Model of Conventional Cryptosystems

The following figure, which is on the next page, illustrates the conventional encryption process. The original “plaintext” is converted into apparently random nonsense, called “ciphertext”. The encryption process consists of an algorithm and a key.

The key is a value independent of the plaintext. The algorithm will produce a different output depending on the specific key being used at the time. Changing the key changes the output of the algorithm, the ciphertext.

Once the ciphertext is produced, it may be transmitted. Upon reception, the ciphertext can be transformed back to the original plaintext by using a decryption algorithm and the same key that was used for encryption.

 

The security of conventional encryption depends on several factors:

1.      The Encryption Algorithm. It must be powerful enough that it is impractical to decrypt a message on the basis of the "ciphertext" alone.

2.      Secrecy of the key- It was shown that the security of conventional encryption depends on the secrecy of the key, not the secrecy of the algorithm. 

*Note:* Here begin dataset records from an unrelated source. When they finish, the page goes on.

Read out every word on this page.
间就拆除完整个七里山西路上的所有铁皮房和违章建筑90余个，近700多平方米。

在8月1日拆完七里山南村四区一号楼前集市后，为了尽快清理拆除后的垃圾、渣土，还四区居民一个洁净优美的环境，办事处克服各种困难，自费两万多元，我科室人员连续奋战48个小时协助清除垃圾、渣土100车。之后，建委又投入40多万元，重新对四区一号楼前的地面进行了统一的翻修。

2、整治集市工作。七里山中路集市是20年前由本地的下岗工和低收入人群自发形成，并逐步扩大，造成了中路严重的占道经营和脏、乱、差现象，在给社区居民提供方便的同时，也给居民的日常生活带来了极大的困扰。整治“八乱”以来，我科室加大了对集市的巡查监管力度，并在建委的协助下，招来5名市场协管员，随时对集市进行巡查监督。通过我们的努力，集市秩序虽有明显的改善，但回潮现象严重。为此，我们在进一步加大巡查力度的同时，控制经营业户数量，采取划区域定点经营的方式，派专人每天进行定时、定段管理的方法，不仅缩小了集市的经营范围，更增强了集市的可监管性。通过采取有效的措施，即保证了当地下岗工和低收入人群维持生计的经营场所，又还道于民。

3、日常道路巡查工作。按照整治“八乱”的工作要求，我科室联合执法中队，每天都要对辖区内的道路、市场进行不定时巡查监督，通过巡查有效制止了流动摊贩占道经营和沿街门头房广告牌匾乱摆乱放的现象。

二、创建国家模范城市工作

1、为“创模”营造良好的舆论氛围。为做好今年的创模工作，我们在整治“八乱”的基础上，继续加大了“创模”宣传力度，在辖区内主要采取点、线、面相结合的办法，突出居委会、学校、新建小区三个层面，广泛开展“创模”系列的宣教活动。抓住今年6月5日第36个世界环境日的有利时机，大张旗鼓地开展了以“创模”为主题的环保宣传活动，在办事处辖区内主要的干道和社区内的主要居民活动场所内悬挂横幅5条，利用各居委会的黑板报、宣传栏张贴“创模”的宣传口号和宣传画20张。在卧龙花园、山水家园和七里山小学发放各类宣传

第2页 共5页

Referring to Fig. 1 above, with the message X and the encryption key K as input, the encryption algorithm forms the ciphertext.

Y=E_k (X)

The intended receiver, in possession of the key is able to invert the transformation

X=D_k (Y)

An opponent, observing Y but not having access to K or X, may attempt to recover X or K or both X and K. It is assumed that the opponent knows the encryption (E) and decryption (D) algorithms.

If the opponent is interested in only this particular message, then the focus of the effort is to recover X by generating a plaintext estimate X^.

Often, however, the opponent is interested in being able to read future messages as well, in which case an attempt is made to recover K by generating an estimate K^.